There’s chatter from time-to-time within the edtech community about the lack of women in prominent roles. Yet, some of the most important pioneers in the field are ignored, overlooked or marginalized by the very same educators seeking representation and role models.
If Seymour Papert is the “father of educational computing,” then Dr. Cynthia Solomon is its mother. Cynthia was one of the three primary inventors of the Logo programming language for children and she introduced many of the metaphors used to teach programming to children. She is the author of one of the field’s seminal books, Computer Environments for Children: A Reflection on Theories of Learning and Education.
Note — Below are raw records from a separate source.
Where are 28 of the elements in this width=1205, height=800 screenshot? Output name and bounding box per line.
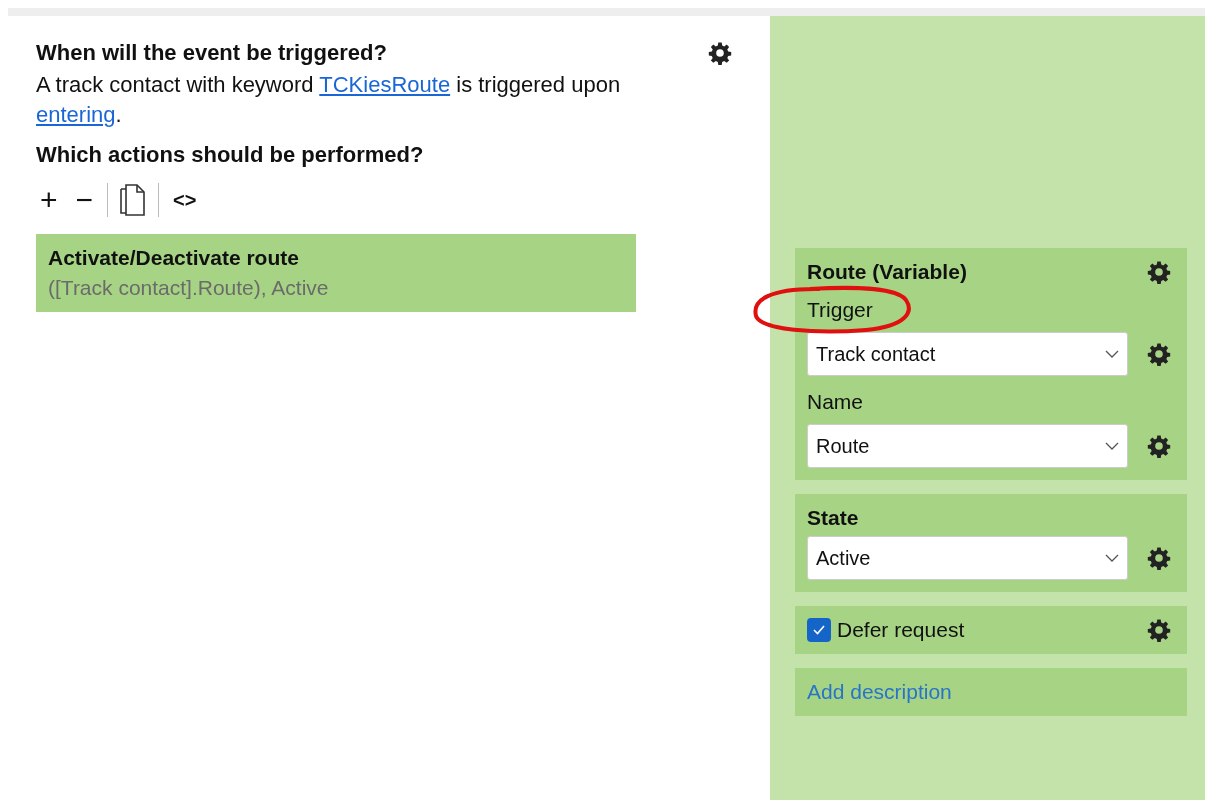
settings-icon[interactable] xyxy=(708,41,732,65)
card-title: State xyxy=(807,506,860,530)
checkbox[interactable] xyxy=(807,618,831,642)
settings-icon[interactable] xyxy=(1147,618,1171,642)
checkbox-label: Defer request xyxy=(837,618,965,642)
toolbar-button[interactable]: + xyxy=(36,185,62,215)
settings-icon[interactable] xyxy=(1147,434,1171,458)
chevron-down-icon xyxy=(1105,554,1119,562)
settings-icon[interactable] xyxy=(1147,260,1171,284)
settings-icon[interactable] xyxy=(1147,342,1171,366)
chevron-down-icon xyxy=(1105,442,1119,450)
description-link[interactable]: entering xyxy=(36,102,116,127)
dropdown[interactable]: Route xyxy=(807,424,1128,468)
dropdown[interactable]: Active xyxy=(807,536,1128,580)
field-label: Name xyxy=(807,390,865,414)
card-title: Route (Variable) xyxy=(807,260,967,284)
settings-icon[interactable] xyxy=(1147,546,1171,570)
trigger-description: A track contact with keyword TCKiesRoute is triggered upon entering. xyxy=(36,71,622,129)
field-label: Trigger xyxy=(807,298,874,322)
checkmark-icon xyxy=(813,625,825,635)
section-heading: When will the event be triggered? xyxy=(36,40,387,66)
toolbar-button[interactable]: − xyxy=(71,185,98,215)
dropdown[interactable]: Track contact xyxy=(807,332,1128,376)
chevron-down-icon xyxy=(1105,350,1119,358)
description-link[interactable]: TCKiesRoute xyxy=(319,72,451,97)
action-item[interactable]: Activate/Deactivate route ([Track contact].Route), Active xyxy=(36,234,636,312)
section-heading: Which actions should be performed? xyxy=(36,142,425,168)
toolbar-button[interactable]: <> xyxy=(169,185,201,215)
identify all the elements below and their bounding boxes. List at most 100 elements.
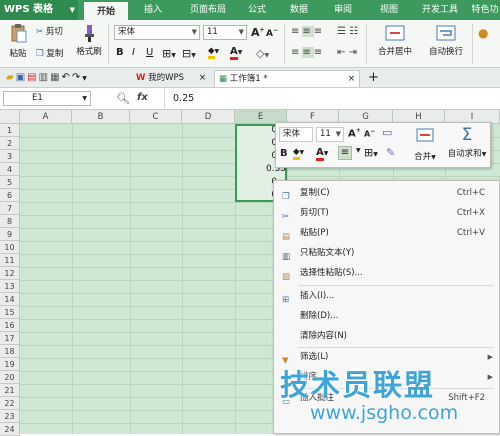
shrink-font-button[interactable]: A− — [266, 27, 278, 39]
row-header-5[interactable]: 5 — [0, 176, 20, 189]
menu-item-paste-special[interactable]: ▧ 选择性粘贴(S)... — [274, 263, 499, 283]
column-header-d[interactable]: D — [182, 110, 235, 124]
mini-autosum-button[interactable]: Σ 自动求和▼ — [444, 125, 490, 159]
print-icon[interactable]: ▥ — [39, 72, 50, 83]
font-name-select[interactable]: 宋体 ▼ — [114, 25, 200, 40]
close-icon[interactable]: × — [348, 71, 355, 87]
row-header-3[interactable]: 3 — [0, 150, 20, 163]
mini-font-select[interactable]: 宋体 — [279, 127, 313, 142]
tab-page-layout[interactable]: 页面布局 — [178, 0, 238, 20]
row-header-23[interactable]: 23 — [0, 410, 20, 423]
chevron-down-icon[interactable]: ▼ — [356, 147, 361, 154]
merge-cells-button[interactable]: ⊟▼ — [182, 47, 196, 60]
tab-review[interactable]: 审阅 — [326, 0, 360, 20]
save-icon[interactable]: ▣ — [16, 72, 27, 83]
copy-button[interactable]: ❐ 复制 — [36, 47, 63, 59]
border-button[interactable]: ⊞▼ — [162, 47, 176, 60]
cell-e3[interactable]: 0. — [240, 151, 280, 161]
close-icon[interactable]: × — [199, 70, 206, 86]
mini-format-icon[interactable]: ▭ — [382, 126, 392, 139]
row-header-21[interactable]: 21 — [0, 384, 20, 397]
row-header-14[interactable]: 14 — [0, 293, 20, 306]
zoom-icon[interactable]: 🔍︎ — [116, 92, 130, 105]
column-header-b[interactable]: B — [72, 110, 130, 124]
mini-bold-button[interactable]: B — [280, 148, 288, 159]
undo-icon[interactable]: ↶ — [62, 72, 72, 83]
tab-formula[interactable]: 公式 — [240, 0, 274, 20]
vertical-align-buttons[interactable]: ≡≡≡ — [291, 26, 325, 37]
tab-data[interactable]: 数据 — [283, 0, 315, 20]
paste-button[interactable]: 粘贴 — [4, 24, 32, 59]
clear-button[interactable]: ◇▼ — [256, 47, 269, 60]
row-header-9[interactable]: 9 — [0, 228, 20, 241]
mini-border-button[interactable]: ⊞▼ — [364, 146, 378, 159]
tab-insert[interactable]: 插入 — [136, 0, 170, 20]
row-header-4[interactable]: 4 — [0, 163, 20, 176]
number-format-button[interactable]: ● — [478, 26, 488, 40]
menu-item-paste[interactable]: ▤ 粘贴(P) Ctrl+V — [274, 223, 499, 243]
row-header-22[interactable]: 22 — [0, 397, 20, 410]
mini-fill-color-button[interactable]: ◆▼ — [293, 147, 304, 160]
row-header-12[interactable]: 12 — [0, 267, 20, 280]
menu-item-clear-contents[interactable]: 清除内容(N) — [274, 326, 499, 346]
mini-align-button[interactable]: ≡ — [338, 146, 352, 160]
row-header-10[interactable]: 10 — [0, 241, 20, 254]
row-header-16[interactable]: 16 — [0, 319, 20, 332]
row-header-17[interactable]: 17 — [0, 332, 20, 345]
tab-home[interactable]: 开始 — [84, 0, 128, 20]
row-header-20[interactable]: 20 — [0, 371, 20, 384]
formula-input[interactable]: 0.25 — [164, 88, 500, 109]
row-header-11[interactable]: 11 — [0, 254, 20, 267]
print-preview-icon[interactable]: ▦ — [50, 72, 61, 83]
cell-e2[interactable]: 0. — [240, 138, 280, 148]
doc-tab-my-wps[interactable]: W 我的WPS × — [132, 70, 210, 87]
indent-adjust-buttons[interactable]: ⇤ ⇥ — [337, 47, 357, 58]
menu-item-copy[interactable]: ❐ 复制(C) Ctrl+C — [274, 183, 499, 203]
menu-item-insert[interactable]: ⊞ 插入(I)... — [274, 286, 499, 306]
fx-button[interactable]: fx — [137, 92, 148, 103]
export-pdf-icon[interactable]: ▤ — [27, 72, 38, 83]
cut-button[interactable]: ✂ 剪切 — [36, 25, 63, 37]
app-menu-button[interactable]: WPS 表格 ▼ — [0, 0, 78, 20]
folder-icon[interactable]: ▰ — [6, 72, 16, 83]
bold-button[interactable]: B — [116, 47, 124, 58]
row-header-1[interactable]: 1 — [0, 124, 20, 137]
chevron-down-icon[interactable]: ▼ — [82, 75, 89, 82]
menu-item-paste-text[interactable]: ▥ 只粘贴文本(Y) — [274, 243, 499, 263]
font-color-button[interactable]: A▼ — [230, 46, 242, 60]
row-header-18[interactable]: 18 — [0, 345, 20, 358]
column-header-c[interactable]: C — [130, 110, 182, 124]
row-header-13[interactable]: 13 — [0, 280, 20, 293]
cell-e1[interactable]: 0. — [240, 125, 280, 135]
new-tab-plus-icon[interactable]: + — [364, 70, 379, 87]
row-header-2[interactable]: 2 — [0, 137, 20, 150]
format-painter-button[interactable]: 格式刷 — [74, 24, 104, 57]
mini-size-select[interactable]: 11 ▼ — [316, 127, 344, 142]
merge-center-button[interactable]: 合并居中 — [372, 24, 418, 57]
tab-view[interactable]: 视图 — [372, 0, 406, 20]
tab-special[interactable]: 特色功 — [470, 0, 500, 20]
mini-grow-font-button[interactable]: A+ — [348, 127, 361, 139]
mini-merge-button[interactable]: 合并▼ — [410, 127, 440, 162]
row-header-7[interactable]: 7 — [0, 202, 20, 215]
column-header-a[interactable]: A — [20, 110, 72, 124]
tab-developer[interactable]: 开发工具 — [417, 0, 463, 20]
row-header-6[interactable]: 6 — [0, 189, 20, 202]
font-size-select[interactable]: 11 ▼ — [203, 25, 247, 40]
indent-buttons[interactable]: ☰ ☷ — [337, 26, 358, 37]
row-header-19[interactable]: 19 — [0, 358, 20, 371]
menu-item-delete[interactable]: 删除(D)... — [274, 306, 499, 326]
row-header-8[interactable]: 8 — [0, 215, 20, 228]
redo-icon[interactable]: ↷ — [72, 72, 82, 83]
horizontal-align-buttons[interactable]: ≡≡≡ — [291, 47, 325, 58]
italic-button[interactable]: I — [132, 47, 135, 58]
doc-tab-workbook1[interactable]: ▦ 工作簿1 * × — [214, 70, 360, 87]
row-header-15[interactable]: 15 — [0, 306, 20, 319]
wrap-text-button[interactable]: 自动换行 — [424, 24, 468, 57]
row-header-24[interactable]: 24 — [0, 423, 20, 436]
mini-format-painter-button[interactable]: ✎ — [386, 146, 395, 159]
mini-shrink-font-button[interactable]: A− — [364, 128, 375, 139]
select-all-corner[interactable] — [0, 110, 20, 124]
underline-button[interactable]: U — [146, 47, 153, 58]
name-box[interactable]: E1 ▼ — [3, 91, 91, 106]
How many of you have read this book first published in 1986?
Nearly 50 years ago, armed with a history degree from Harvard, Cynthia took a job as Dr. Marvin Minsky’s secretary because she wanted to learn how to program computers at a time when that wasn’t an option for young women. A few years later, she, Wally Feurzig & Seymour Papert created Logo and started the educational computing revolution. Watch the recent interview in which Cynthia & Wally recount the birth of Logo.
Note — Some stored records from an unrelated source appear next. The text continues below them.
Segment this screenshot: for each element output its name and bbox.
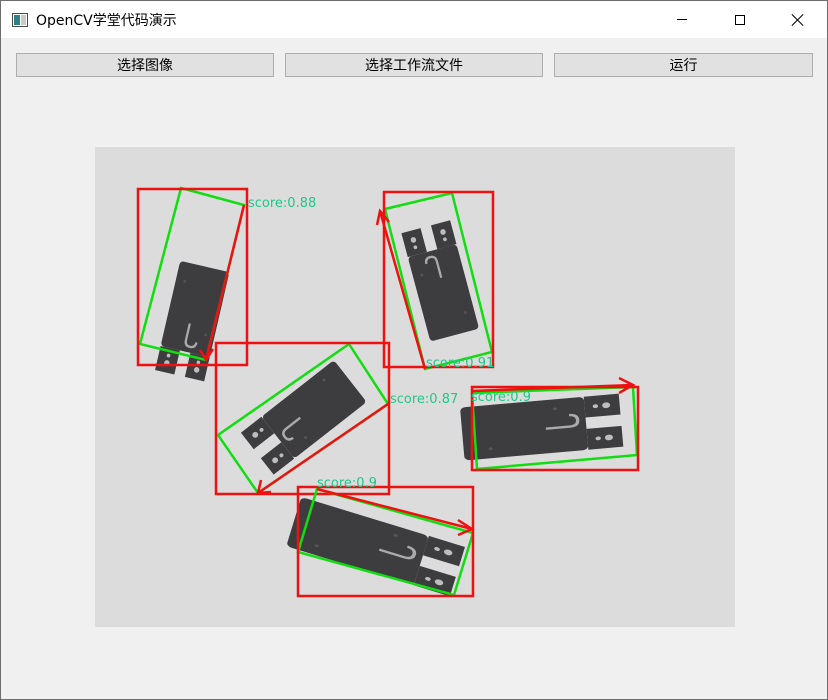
minimize-icon bbox=[677, 19, 687, 20]
detected-part-2: score:0.91 bbox=[375, 190, 494, 371]
maximize-icon bbox=[735, 14, 745, 25]
run-button[interactable]: 运行 bbox=[554, 53, 813, 77]
maximize-button[interactable] bbox=[711, 1, 769, 38]
select-image-button[interactable]: 选择图像 bbox=[16, 53, 274, 77]
detected-part-1: score:0.88 bbox=[136, 186, 316, 383]
score-label-5: score:0.9 bbox=[317, 476, 377, 491]
window-controls bbox=[653, 1, 827, 38]
title-bar[interactable]: OpenCV学堂代码演示 bbox=[1, 1, 827, 38]
detected-part-4: score:0.9 bbox=[458, 376, 640, 472]
window-title: OpenCV学堂代码演示 bbox=[36, 12, 177, 29]
minimize-button[interactable] bbox=[653, 1, 711, 38]
result-image-view: score:0.88 score:0.91 score:0.87 score:0… bbox=[95, 147, 735, 627]
select-workflow-file-button[interactable]: 选择工作流文件 bbox=[285, 53, 543, 77]
score-label-4: score:0.9 bbox=[471, 390, 531, 405]
app-icon bbox=[12, 12, 28, 27]
detection-result-image: score:0.88 score:0.91 score:0.87 score:0… bbox=[136, 186, 640, 598]
score-label-1: score:0.88 bbox=[248, 196, 316, 211]
app-window: OpenCV学堂代码演示 选择图像 选择工作流文件 运行 score:0.88 … bbox=[0, 0, 828, 700]
score-label-3: score:0.87 bbox=[390, 392, 458, 407]
score-label-2: score:0.91 bbox=[426, 356, 494, 371]
close-button[interactable] bbox=[769, 1, 827, 38]
detected-part-3: score:0.87 bbox=[214, 341, 458, 496]
close-icon bbox=[792, 14, 804, 26]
Cynthia Solomon is also the co-author of Designing Multimedia Environments for Children (with Allison Druin) and Logoworks: Challenging Programs in Logo by Cynthia Solomon, Margaret Minsky and Brian Harvey. She most recently put the full text of Computer Environments for Children: A Reflection on Theories of Learning and Education and Logoworks… on the Web for free.
We go way back
In 1985, I traveled to MIT for the first time to attend the Logo ’85 international conference. I was 22 years old and had no academic credentials. Memory suggests that the instant I stepped out of my cab, Cynthia Solomon and a handful of other great scholars and educators said, “Hey kid, come to dinner with us.” I’ve been lucky enough to have Cynthia Solomon as a friend, colleague and mentor ever since.